2. Detailed comments 

Methodology: 

• What rheometer measuring system was used? What was the value of the amplitude in oscillatory measurements? 
• My doubts are raised by the value of the heating rate of 5°C/min. Why did the authors use this value? Such rapid heating can lead to significant errors due to the dynamics of the process. 

Results: 

• Why do the authors use the phrase "hydration ratio" instead of "swelling ratio"? The latter is commonly used for hydrogels for biomedical applications. 
• Figure 1: My doubts are raised by the peak for wavenumber 2979 for heparin. The shape of the peak is not typical and does not have a significant change in value. Did the authors compare their results with literature data? In the legend, missing the letter "P" in the PNIPA designation. 
• Lines 305-311: The numerical values in the text are not consistent with the data presented in the figures, for example, the text gives 98% for heparin, and for the others even higher values. The graph shows that for heparin, values up to around 40 °C are even higher than 100%. It is further shown that one of the values decreased to 21% (line 309) - again this is not visible on the graph. 
• What method of LCST determination did the authors use? The authors state that the LCST value was determined at the temperature at which solutions began to precipitate. If so, this should be the temperature point at which the transmittance value begins to decrease. Comparison of the values provided by the authors in text with the measurment points indicates no consistency in determining LCST. 
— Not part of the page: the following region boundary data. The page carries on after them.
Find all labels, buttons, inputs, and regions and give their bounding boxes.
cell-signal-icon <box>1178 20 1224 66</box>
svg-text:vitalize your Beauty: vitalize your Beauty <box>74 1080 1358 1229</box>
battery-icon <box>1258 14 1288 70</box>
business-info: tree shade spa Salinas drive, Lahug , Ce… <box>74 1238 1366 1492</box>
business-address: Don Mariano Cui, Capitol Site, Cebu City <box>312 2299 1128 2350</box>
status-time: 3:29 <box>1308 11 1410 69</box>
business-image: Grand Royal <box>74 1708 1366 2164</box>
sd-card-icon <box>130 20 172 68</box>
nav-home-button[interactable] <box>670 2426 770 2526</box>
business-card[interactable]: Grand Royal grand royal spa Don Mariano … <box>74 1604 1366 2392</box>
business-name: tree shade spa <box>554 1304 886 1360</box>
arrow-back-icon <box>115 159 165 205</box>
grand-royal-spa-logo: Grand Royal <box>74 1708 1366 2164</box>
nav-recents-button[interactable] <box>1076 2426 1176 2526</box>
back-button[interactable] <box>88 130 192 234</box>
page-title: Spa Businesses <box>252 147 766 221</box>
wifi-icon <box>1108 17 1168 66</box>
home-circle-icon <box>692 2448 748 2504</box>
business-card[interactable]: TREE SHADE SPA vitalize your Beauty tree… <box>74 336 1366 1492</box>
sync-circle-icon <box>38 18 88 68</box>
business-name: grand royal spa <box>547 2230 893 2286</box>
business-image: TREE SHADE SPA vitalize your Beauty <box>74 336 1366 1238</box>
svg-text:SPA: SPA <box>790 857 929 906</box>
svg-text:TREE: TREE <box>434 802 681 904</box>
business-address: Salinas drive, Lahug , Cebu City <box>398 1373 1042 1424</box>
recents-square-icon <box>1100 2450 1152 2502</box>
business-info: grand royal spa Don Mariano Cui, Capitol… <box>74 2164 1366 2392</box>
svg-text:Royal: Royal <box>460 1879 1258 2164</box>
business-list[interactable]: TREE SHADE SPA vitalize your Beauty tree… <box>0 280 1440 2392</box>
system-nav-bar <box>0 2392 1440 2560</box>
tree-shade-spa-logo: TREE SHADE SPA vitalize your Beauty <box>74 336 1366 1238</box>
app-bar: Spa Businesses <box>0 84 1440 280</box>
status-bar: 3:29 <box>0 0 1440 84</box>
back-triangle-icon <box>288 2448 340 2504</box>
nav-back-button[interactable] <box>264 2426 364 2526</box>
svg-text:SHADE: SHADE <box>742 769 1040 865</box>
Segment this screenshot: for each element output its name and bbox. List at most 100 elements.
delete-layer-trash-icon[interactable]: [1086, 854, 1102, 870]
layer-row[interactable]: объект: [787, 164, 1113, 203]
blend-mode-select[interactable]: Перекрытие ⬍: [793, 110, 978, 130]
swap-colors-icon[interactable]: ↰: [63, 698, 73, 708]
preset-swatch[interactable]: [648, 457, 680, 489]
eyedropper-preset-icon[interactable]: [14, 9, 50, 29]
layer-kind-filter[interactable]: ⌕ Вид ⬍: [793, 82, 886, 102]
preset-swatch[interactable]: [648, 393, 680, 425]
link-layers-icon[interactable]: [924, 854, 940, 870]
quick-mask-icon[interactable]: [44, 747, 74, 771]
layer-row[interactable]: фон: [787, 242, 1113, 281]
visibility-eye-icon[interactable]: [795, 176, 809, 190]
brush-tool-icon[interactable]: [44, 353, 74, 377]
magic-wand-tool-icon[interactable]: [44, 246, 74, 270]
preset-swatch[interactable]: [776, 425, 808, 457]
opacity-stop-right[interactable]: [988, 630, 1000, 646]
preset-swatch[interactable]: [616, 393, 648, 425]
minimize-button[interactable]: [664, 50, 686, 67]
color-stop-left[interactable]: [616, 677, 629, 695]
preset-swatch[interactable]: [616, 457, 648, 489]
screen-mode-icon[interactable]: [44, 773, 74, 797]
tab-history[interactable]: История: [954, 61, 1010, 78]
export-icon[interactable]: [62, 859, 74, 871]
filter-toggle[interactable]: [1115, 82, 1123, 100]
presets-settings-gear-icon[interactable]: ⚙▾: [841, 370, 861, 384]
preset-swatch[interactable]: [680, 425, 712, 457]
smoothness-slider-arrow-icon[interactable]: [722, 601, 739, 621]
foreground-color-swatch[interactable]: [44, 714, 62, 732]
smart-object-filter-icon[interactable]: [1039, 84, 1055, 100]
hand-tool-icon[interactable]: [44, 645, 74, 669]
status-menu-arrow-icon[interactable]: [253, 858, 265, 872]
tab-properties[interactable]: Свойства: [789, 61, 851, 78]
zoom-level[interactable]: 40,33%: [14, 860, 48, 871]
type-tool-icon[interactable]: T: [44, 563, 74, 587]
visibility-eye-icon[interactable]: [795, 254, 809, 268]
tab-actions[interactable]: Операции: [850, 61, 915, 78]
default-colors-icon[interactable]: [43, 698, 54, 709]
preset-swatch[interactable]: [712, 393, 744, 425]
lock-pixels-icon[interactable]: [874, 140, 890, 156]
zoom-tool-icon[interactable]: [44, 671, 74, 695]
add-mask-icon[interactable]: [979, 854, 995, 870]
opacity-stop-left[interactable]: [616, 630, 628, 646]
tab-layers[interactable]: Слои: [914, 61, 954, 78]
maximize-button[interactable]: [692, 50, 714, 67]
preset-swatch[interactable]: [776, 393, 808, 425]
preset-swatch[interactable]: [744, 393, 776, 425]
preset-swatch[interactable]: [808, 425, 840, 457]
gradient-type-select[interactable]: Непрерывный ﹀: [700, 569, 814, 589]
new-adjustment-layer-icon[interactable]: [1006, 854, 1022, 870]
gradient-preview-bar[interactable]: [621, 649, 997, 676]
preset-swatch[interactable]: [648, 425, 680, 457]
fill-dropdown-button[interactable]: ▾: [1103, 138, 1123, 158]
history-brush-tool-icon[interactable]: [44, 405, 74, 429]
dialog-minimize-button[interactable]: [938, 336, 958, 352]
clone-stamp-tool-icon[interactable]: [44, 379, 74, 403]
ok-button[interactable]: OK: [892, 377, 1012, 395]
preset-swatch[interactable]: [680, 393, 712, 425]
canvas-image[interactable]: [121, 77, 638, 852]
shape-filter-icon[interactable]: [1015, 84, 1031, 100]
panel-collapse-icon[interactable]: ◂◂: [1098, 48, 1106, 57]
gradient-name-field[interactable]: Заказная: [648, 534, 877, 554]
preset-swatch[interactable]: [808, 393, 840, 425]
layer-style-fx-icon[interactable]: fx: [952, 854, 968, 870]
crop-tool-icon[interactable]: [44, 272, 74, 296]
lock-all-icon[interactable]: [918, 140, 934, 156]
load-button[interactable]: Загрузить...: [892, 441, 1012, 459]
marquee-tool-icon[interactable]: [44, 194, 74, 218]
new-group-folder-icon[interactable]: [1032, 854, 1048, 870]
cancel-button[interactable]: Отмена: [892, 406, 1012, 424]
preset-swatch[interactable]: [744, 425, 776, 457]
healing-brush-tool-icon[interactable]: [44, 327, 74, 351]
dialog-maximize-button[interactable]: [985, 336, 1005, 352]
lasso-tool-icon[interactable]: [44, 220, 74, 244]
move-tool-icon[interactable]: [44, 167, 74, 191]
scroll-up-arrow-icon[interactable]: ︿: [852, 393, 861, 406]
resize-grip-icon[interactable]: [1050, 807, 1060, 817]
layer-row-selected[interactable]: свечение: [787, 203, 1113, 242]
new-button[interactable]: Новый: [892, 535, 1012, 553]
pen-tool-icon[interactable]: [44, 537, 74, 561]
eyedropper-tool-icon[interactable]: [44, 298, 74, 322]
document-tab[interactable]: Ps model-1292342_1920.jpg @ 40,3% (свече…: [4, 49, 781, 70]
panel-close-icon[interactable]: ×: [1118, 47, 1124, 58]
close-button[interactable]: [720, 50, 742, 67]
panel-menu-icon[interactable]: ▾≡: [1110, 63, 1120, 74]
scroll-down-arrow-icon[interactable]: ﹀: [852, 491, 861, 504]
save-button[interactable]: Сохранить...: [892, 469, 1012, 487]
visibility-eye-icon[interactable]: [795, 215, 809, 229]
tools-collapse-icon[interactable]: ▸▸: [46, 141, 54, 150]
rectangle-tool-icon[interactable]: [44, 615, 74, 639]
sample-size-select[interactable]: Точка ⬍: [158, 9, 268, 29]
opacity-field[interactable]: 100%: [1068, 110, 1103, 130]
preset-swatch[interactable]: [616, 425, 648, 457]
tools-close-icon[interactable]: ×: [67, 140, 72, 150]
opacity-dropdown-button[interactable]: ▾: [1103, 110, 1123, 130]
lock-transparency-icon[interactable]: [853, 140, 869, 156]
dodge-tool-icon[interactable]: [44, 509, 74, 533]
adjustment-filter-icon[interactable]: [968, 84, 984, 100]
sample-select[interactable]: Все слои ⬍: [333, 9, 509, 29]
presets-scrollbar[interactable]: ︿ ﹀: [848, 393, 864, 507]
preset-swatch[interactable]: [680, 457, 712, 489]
• Lines 317-326: The authors indicate that the gelation point is the point at which the values of dynamic modules are equal.  There are other more accurate methods, e.g. Winter's or Frederickson-Larson's methods to determination the gelation temperature. The intersection point of the moduli is only a point of change in viscoelastic properties and cannot be identified with the formation of a fully devoped polymeric structure, given e.g. in Flory-Stockmayer's research. Moreover, the curves shape does not indicate the formation of a fully developed gel structure i.e. no plateau after phase transition. 
• Figure 3b: The graph is illegible due to the large amount of experimental data. Can the authors replace it with the graph of damping factor? 
• Figure 4b: data from the chart do not agree with the text, e.g. after 7 days the value should be 70% not 75%, after 8h approx. 15% not 40%. Especially the latter difference is significant. 
• Line 353: in the text, the authors indicate the cells concentration used in the range of 0.1-1 while the graph presents the results of measurements in the range of 0.01-1 (+ control sample). The order of the concentrations in the figure 5a in unclear which may lead to a misunderstanding by the readers. 
• Lines 385-386: The authors chose the system that has the highest LCST temperature (~37.5 °C, and ~36.9 °C from rheology) for in vivo testing. I have doubts about the kinetics of the gelation process, which may be different for studies on mice that have a higher body temperature than humans. I would consider using a system with a lower LCST temperature. I would like to suggest conducting phase transition studies at constant temperature (gelation kinetics). 
• The title of the article contains "injection hydrogels", at the same time there is no research on the possible injection application of the systems under consideration. In this respect, I would suggest changing the title of the publication and replacing the "injectable", for example with "thermosensitive/thermoresponsive". 

 

Author Response

Please see the attachment.

Author Response File: Author Response.pdf

Round 2

Reviewer 2 Report

The authors added some information about methodology of rhemoetric measurements i.e. the amplitude range (line 173). However this is totally different measurement, i.e. sweep amplitute test. The data was obtained from the measurements carried out under constant deformation (amplitude value). On the presented figures the intersection points are still not visible.